All of your relatives live in Country X.
Business or economic
You do not have any assets in Australia other than a bank account.
Your assets in Country X include an apartment that you own.
You intend on working while you are in Country X and earning income.
(viii) Maintenance of Place of abode
You own an apartment in Country X which you will live in when you return there.
You were renting in Australia and will cancel the lease when you move to Country X.
Summary - resides test
You will be residing in Australia due to the following factors:
• you hold a skilled immigration visa that allows you to stay in Australia permanently
• you are only going back to your country of origin for a short period of time
• you do not intend to move back to Country X permanently
• you intend to return to Australia at the end of your visit to Country X
In consideration of the factors outlined above, even though you be physically absent from Australia during the years ended 30 June 2015 and 2016, you will be a resident of Australia for tax purposes according to the ordinary meaning of the word 'reside'.
Conclusion - your residency status
As you have passed the resides test we have determined that you are a resident of Australia for tax purposes. It is therefore not necessary to cover the remaining tests.
Double tax agreement between Australia and Country X
In determining your liability to pay tax in Australia it is necessary to consider not only the domestic income tax laws but also any applicable double tax agreements.
Section 4 of the International Tax Agreements Act 1953 (Agreements Act) incorporates that Act with the ITAA 1936 and the ITAA 1997 so that all three Acts are read as one. The Agreements Act overrides both the ITAA 1936 and ITAA 1997 where there are inconsistent provisions (except in some limited situations).
Section 5 of the Agreements Act states that, subject to the provisions of the Agreements Act, any provision in an Agreement listed in section 5 has the force of law. The Country X Agreement is listed in section 5 of the Agreements Act.
The Country X agreement is located on the Austlii website (www.austlii.edu.au) in the Australian Treaties Series database. The Country X agreement operates to avoid the double taxation of income received by residents of Australia and Country X.
Article 4 of the Country X Agreement sets out the tiebreaker rules for residency for individuals. The tiebreaker rules ensure that the individual is only treated as a resident of one country for the purposes of working out liability to tax on their income under the double tax agreement. The tiebreaker rules do not change a taxpayer's residency status for domestic law purposes.
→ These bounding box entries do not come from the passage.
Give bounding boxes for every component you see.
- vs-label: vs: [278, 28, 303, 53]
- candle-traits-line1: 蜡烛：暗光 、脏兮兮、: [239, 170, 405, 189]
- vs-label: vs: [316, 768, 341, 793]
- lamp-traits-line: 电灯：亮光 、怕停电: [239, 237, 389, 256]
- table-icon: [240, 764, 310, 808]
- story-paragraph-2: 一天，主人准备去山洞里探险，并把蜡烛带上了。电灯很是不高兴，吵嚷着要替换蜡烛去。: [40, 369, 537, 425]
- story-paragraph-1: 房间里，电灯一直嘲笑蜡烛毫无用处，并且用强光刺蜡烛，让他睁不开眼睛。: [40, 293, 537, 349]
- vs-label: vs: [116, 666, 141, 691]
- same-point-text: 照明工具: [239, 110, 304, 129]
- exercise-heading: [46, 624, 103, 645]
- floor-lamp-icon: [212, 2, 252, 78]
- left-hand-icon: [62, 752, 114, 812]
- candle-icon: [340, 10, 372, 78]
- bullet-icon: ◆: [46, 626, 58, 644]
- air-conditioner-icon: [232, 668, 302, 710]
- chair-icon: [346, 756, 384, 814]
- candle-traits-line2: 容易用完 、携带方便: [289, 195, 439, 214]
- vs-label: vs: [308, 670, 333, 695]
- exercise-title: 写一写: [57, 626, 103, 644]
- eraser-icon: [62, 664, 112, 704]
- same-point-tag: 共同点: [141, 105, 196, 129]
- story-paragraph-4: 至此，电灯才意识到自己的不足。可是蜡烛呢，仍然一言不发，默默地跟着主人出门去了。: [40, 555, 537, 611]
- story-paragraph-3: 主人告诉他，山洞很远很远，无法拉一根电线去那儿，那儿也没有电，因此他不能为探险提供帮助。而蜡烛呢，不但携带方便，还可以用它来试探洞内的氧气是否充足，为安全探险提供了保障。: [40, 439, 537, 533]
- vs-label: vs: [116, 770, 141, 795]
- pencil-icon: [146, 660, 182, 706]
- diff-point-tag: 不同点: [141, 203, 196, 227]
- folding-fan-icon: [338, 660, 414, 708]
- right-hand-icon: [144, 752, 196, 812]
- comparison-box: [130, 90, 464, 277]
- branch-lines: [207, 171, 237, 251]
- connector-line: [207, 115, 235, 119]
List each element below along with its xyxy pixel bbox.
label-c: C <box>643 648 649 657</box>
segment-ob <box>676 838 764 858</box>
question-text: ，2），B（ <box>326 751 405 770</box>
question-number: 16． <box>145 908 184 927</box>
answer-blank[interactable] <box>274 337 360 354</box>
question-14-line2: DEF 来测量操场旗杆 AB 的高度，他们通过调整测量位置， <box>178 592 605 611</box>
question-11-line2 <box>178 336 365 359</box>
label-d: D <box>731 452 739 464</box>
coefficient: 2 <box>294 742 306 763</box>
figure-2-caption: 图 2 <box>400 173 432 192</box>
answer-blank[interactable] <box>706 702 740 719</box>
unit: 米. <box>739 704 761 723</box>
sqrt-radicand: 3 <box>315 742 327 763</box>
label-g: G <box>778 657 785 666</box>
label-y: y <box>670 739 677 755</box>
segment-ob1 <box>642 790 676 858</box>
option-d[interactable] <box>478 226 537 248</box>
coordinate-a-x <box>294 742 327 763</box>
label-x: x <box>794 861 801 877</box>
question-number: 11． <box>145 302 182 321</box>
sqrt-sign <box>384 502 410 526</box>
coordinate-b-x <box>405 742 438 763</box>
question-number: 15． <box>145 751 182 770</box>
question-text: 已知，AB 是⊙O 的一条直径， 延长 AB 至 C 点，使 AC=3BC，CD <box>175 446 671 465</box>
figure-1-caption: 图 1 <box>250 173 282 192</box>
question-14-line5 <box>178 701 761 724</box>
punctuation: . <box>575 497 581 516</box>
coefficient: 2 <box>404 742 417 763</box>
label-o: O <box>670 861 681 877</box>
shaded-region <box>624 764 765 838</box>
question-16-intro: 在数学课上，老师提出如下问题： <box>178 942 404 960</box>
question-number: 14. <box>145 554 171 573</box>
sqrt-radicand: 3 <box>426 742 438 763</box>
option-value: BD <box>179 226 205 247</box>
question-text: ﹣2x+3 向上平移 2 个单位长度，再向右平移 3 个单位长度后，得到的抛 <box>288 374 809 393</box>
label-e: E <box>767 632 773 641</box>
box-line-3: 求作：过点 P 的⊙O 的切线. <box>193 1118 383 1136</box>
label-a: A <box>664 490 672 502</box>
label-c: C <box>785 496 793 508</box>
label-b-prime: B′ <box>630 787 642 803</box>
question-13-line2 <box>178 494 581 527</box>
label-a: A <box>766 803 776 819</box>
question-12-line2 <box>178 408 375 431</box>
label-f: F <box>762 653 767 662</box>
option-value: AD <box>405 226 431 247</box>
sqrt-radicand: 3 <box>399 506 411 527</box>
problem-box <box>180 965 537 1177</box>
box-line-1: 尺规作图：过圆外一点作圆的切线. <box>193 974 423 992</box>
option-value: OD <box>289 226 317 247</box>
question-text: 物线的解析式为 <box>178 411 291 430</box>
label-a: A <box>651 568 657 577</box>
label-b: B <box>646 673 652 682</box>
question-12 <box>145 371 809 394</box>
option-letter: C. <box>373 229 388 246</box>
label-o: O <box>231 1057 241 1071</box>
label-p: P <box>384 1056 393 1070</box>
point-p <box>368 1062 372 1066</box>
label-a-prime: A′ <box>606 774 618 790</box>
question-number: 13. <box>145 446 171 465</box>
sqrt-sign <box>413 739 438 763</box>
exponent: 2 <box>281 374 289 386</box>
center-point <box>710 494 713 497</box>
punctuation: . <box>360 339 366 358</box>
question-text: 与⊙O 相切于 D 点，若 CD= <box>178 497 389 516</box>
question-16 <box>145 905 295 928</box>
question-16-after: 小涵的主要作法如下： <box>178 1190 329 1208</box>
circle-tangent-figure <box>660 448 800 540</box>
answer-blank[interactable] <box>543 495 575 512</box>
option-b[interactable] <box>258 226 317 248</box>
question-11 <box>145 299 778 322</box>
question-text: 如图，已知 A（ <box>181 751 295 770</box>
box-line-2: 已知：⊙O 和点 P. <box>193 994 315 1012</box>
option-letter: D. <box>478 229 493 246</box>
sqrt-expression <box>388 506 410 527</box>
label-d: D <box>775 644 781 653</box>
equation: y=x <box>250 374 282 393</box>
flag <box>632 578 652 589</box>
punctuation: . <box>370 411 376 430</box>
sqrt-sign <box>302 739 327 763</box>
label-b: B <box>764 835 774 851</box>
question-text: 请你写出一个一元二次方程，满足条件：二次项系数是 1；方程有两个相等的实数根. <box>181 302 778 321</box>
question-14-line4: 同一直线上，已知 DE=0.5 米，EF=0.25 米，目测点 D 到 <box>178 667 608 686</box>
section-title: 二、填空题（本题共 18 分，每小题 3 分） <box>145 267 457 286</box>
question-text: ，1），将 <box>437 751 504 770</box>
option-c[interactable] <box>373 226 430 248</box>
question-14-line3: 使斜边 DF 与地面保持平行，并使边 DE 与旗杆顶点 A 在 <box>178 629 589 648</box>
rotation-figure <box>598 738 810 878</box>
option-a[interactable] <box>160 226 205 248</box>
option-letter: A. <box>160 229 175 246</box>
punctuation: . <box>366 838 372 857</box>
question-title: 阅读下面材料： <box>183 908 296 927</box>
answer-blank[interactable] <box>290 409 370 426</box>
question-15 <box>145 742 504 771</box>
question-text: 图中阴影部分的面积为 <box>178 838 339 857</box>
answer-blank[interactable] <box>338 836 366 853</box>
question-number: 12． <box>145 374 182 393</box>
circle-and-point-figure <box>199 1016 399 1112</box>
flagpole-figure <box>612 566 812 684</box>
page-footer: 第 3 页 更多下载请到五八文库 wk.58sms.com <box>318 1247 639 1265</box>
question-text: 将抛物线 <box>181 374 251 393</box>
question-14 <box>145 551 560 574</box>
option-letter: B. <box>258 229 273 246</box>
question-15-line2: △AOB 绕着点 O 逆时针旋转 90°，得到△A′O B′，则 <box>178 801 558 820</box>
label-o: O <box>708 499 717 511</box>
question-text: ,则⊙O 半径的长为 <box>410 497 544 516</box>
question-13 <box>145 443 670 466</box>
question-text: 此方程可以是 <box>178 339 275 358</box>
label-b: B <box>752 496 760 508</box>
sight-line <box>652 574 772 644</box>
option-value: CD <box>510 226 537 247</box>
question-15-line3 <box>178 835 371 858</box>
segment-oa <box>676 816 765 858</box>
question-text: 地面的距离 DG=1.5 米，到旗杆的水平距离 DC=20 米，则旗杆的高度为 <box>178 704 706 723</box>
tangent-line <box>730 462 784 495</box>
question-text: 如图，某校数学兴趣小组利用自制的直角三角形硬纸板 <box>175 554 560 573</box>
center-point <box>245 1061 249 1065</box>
You have a permanent home that you own in Country X but will not have a permanent home in Australia.
Under Article 4 of the Country X Agreement, you are a resident of Country X only for the purposes of the Country X agreement because you have a permanent home available to you in Country X.
In your case, as you are a resident of Country X for the purposes of the Country X /Australia agreement and will exercise the duties of your employment solely in Country X, the income you receive from your employment in Country X is taxable only in Country X under Article 15 of the Country X /Australia Agreement.